With roughly 1 in 5 affected individuals, chronic pain is incredibly widespread on a global scale. Unfortunately, standard drug treatment does not consistently provide adequate relief and is often tied to adverse events. Disturbances in body perception (i.e., alterations in the way the body is perceived) are increasingly acknowledged as a pertinent feature of chronic pain [1,2]. In addition, the degree of body perception distortion has shown to positively correlate with pain, where those in more severe pain also report more extensive body perception disturbances. Interestingly, treatments aimed at reducing body perception distortion correspondingly reduce pain [3]. Distorted perceptions of the body therefore constitute a promising target for feedback intervention programs.

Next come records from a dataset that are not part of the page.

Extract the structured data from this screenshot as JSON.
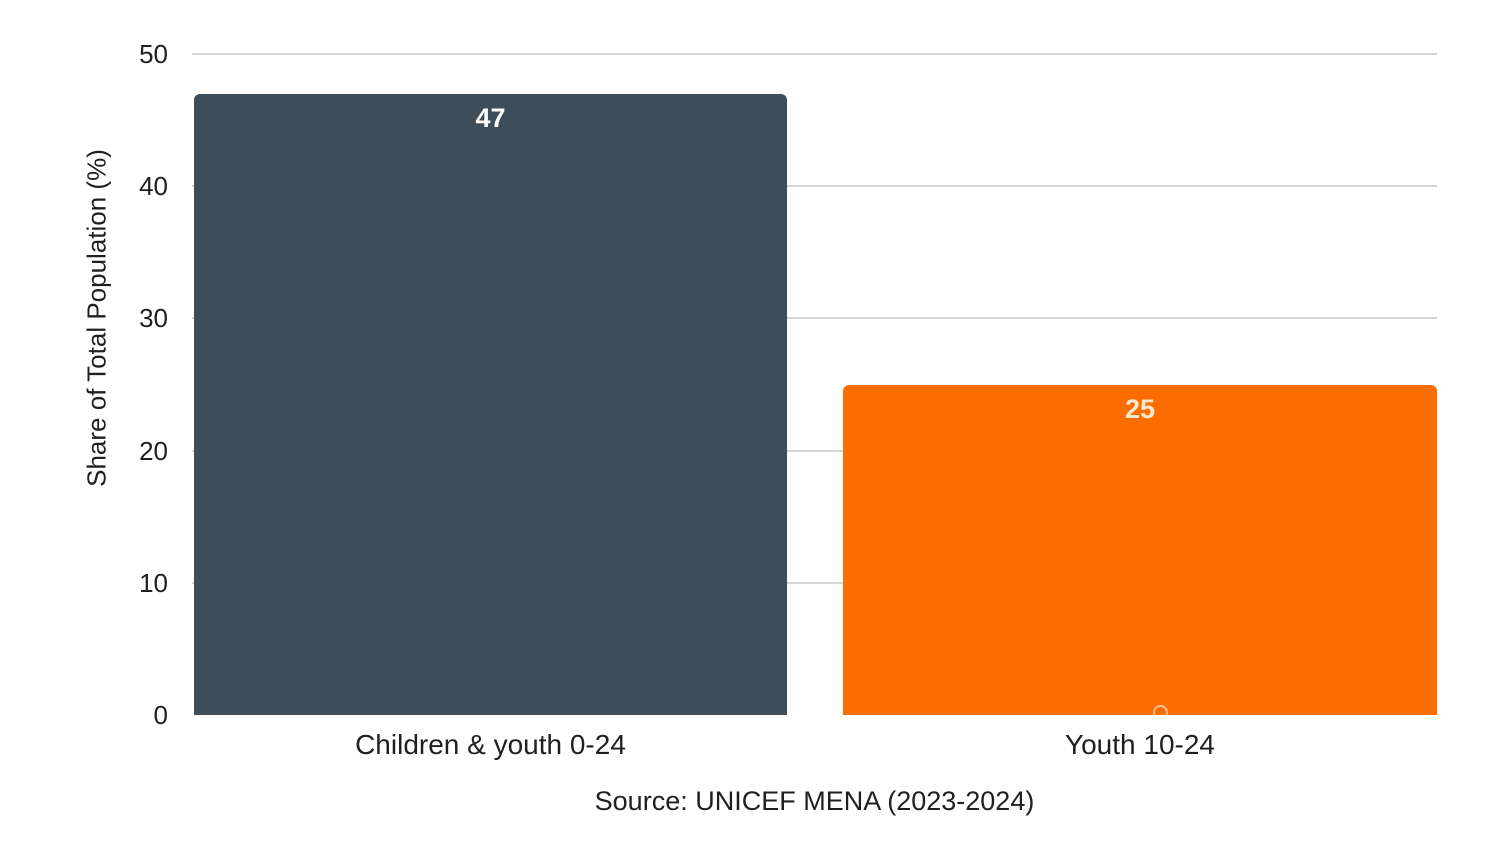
{
  "chart_data": {
    "type": "bar",
    "title": "",
    "ylabel": "Share of Total Population (%)",
    "xlabel": "",
    "categories": [
      "Children & youth 0-24",
      "Youth 10-24"
    ],
    "values": [
      47,
      25
    ],
    "value_labels": [
      "47",
      "25"
    ],
    "ytick_labels": [
      "0",
      "10",
      "20",
      "30",
      "40",
      "50"
    ],
    "yticks": [
      0,
      10,
      20,
      30,
      40,
      50
    ],
    "ylim": [
      0,
      50
    ],
    "grid": true,
    "legend_position": "none",
    "bar_colors": [
      "#3d4e5a",
      "#fb6d00"
    ],
    "value_label_colors": [
      "#ffffff",
      "#f7e9ce"
    ],
    "gridline_color": "#d5d5d5",
    "text_color": "#1f1f1f",
    "source": "Source: UNICEF MENA (2023-2024)"
  }
}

The multimodal stimulus control of virtual reality (VR) enables physical-to-virtual body transfer illusions, resulting in the feeling that the virtual body is one’s own. Furthermore, VR facilitates the precise and dynamic sensory control to adapt the virtual body in ways that would not be possible in physical reality, thereby providing a non-invasive, low risk, and low-cost multisensory feedback training tool to reorganize the relationship between the body and pain.
Based on such possibilities of immersive VR to create virtual environments that target and reduce body perception disturbances, SomaRem will employ VR body illusions to reduce pain. SomaRem will provide a selection of virtual body illusions that can be effectively aimed at nearly all types of pain, and will represent a novel and innovative approach to renormalize abnormal body perceptions and alter the perceived properties of pain.

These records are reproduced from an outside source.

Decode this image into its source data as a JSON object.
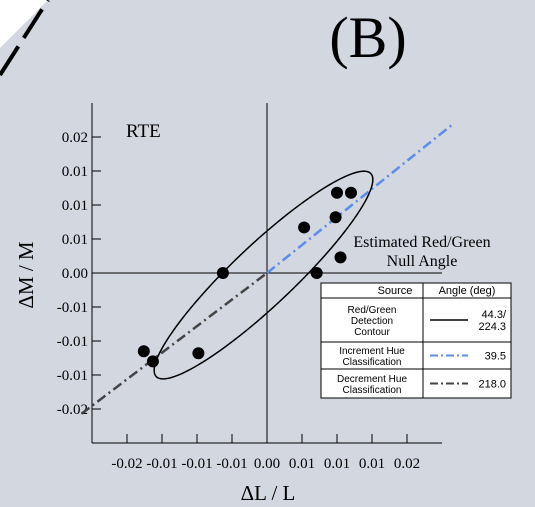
{
  "chart_data": {
    "type": "scatter",
    "panel_label": "(B)",
    "subject_label": "RTE",
    "xlabel": "ΔL / L",
    "ylabel": "ΔM / M",
    "xlim": [
      -0.025,
      0.025
    ],
    "ylim": [
      -0.025,
      0.025
    ],
    "x_ticks": [
      -0.02,
      -0.015,
      -0.01,
      -0.005,
      0.0,
      0.005,
      0.01,
      0.015,
      0.02
    ],
    "x_tick_labels": [
      "-0.02",
      "-0.01",
      "-0.01",
      "-0.01",
      "0.00",
      "0.01",
      "0.01",
      "0.01",
      "0.02"
    ],
    "y_ticks": [
      0.02,
      0.015,
      0.01,
      0.005,
      0.0,
      -0.005,
      -0.01,
      -0.015,
      -0.02
    ],
    "y_tick_labels": [
      "0.02",
      "0.01",
      "0.01",
      "0.01",
      "0.00",
      "-0.01",
      "-0.01",
      "-0.01",
      "-0.02"
    ],
    "points": [
      {
        "x": -0.0176,
        "y": -0.0115
      },
      {
        "x": -0.0163,
        "y": -0.013
      },
      {
        "x": -0.0098,
        "y": -0.0118
      },
      {
        "x": -0.0063,
        "y": 0.0
      },
      {
        "x": 0.0071,
        "y": 0.0
      },
      {
        "x": 0.0053,
        "y": 0.0067
      },
      {
        "x": 0.0105,
        "y": 0.0023
      },
      {
        "x": 0.01,
        "y": 0.0118
      },
      {
        "x": 0.012,
        "y": 0.0118
      },
      {
        "x": 0.0098,
        "y": 0.0082
      }
    ],
    "contour": {
      "center": [
        -0.0005,
        -0.0003
      ],
      "angle_deg": 44.3,
      "semi_major": 0.0214,
      "semi_minor": 0.0044
    },
    "increment_line": {
      "angle_deg": 39.5,
      "x_range": [
        0.0,
        0.0265
      ],
      "color": "#5b8def"
    },
    "decrement_line": {
      "angle_deg": 218.0,
      "x_range": [
        -0.0265,
        0.0
      ],
      "color": "#444444"
    },
    "annotation": {
      "title_line1": "Estimated Red/Green",
      "title_line2": "Null Angle"
    },
    "legend": {
      "header_source": "Source",
      "header_angle": "Angle (deg)",
      "rows": [
        {
          "source": [
            "Red/Green",
            "Detection",
            "Contour"
          ],
          "style": "solid",
          "color": "#000000",
          "angle_lines": [
            "44.3/",
            "224.3"
          ]
        },
        {
          "source": [
            "Increment Hue",
            "Classification"
          ],
          "style": "dashdot",
          "color": "#5b8def",
          "angle_lines": [
            "39.5"
          ]
        },
        {
          "source": [
            "Decrement Hue",
            "Classification"
          ],
          "style": "dashdot",
          "color": "#444444",
          "angle_lines": [
            "218.0"
          ]
        }
      ]
    }
  }
}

Affiliation: Prof. Dr. Bigna Lenggenhager
Start date: 12/2020
[1] Lewis J, McCabe CS. Body Perception Disturbance (BPD) in CRPS. Complex Regional Pain Syndrome 2010:7.
[2] Lewis JS, Kellett S, McCullough R, Tapper A, Tyler C, Viner M, Palmer S. Body Perception Disturbance and Pain Reduction in Longstanding Complex Regional Pain Syndrome Following a Multidisciplinary Rehabilitation Program. Pain Medicine 2019;20:2213–2219.
[3] Lewis JS, Schweinhardt P. Perceptions of the painful body: The relationship between body perception disturbance, pain and tactile discrimination in complex regional pain syndrome: Perceptions of the painful body in complex regional pain syndrome. EJP 2012;16:1320–1330.